Interact with SQL Server

tidyverse
code
sql
Author

Ravi C

Published

February 13, 2023

We will go through how to connect to a sql server and fetch tables.

To connect to SQL Server, we will use the DBI and ODBC package. Please note you need to create a ODBC connection in Windows using the built in “ODBC Data Source” application.

con <- DBI::dbConnect(odbc::odbc(), "db_name")

Once the connection is create using the code above you can now use dplyr tbl function to query the tables

tbl(con, "table_name")

The table from tbl is a lazy table and to assign it to tibble or data frame we need the collect function.

tbl_tibble <-
  tbl(con, "table_name") |>
  collect()

The above code works fine if your table is under the “dbo” schema, but what if it is on a different schema?

We can use the in_schema function from the dbplyr package.

tbl(con, dbplyr::in_schema("schema", "table_name"))
Warning

There is an issue with nanodbc where NVARCHAR fields are out of bounds for the connection and it wont return a result, I was able to find a solution on stackoverflow here.

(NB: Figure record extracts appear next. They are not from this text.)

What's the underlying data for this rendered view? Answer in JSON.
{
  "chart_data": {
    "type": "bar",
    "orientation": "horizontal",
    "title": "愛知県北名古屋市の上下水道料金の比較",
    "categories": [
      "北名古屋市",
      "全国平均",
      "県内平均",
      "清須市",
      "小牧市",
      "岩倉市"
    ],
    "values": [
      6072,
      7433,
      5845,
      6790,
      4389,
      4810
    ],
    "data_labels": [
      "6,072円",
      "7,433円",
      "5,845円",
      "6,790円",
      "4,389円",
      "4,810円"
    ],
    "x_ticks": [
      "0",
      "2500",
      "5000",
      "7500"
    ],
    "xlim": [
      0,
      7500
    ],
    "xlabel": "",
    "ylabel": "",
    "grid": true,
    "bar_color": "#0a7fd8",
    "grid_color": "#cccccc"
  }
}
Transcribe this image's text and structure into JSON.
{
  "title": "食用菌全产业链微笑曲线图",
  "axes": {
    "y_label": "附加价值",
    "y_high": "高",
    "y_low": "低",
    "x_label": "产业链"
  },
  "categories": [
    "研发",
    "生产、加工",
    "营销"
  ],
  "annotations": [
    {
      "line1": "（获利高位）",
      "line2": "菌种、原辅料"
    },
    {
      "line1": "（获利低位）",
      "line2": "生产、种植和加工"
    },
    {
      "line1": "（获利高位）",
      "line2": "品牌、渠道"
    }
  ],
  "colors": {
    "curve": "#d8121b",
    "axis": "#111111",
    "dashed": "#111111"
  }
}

The code below will basically arrrange the columns in order and the NVARCHAR fields that have CHARACTER_MAXIMUM_LENGTH = -1 will be replaced with 100000 so that they are at the end of select query.

col_names <-
  data_type |>
  mutate(
    col_nm = case_when(
      is.na(CHARACTER_MAXIMUM_LENGTH) ~ 10,
      CHARACTER_MAXIMUM_LENGTH == -1 ~ 100000,
      TRUE ~ as.double(CHARACTER_MAXIMUM_LENGTH)
    )
  ) |>
  arrange(col_nm) |>
  pull(COLUMN_NAME) |>
  paste(collapse = ", ")

query <- paste("SELECT", col_names, "FROM schema.table_name")

tbl(con, sql(query))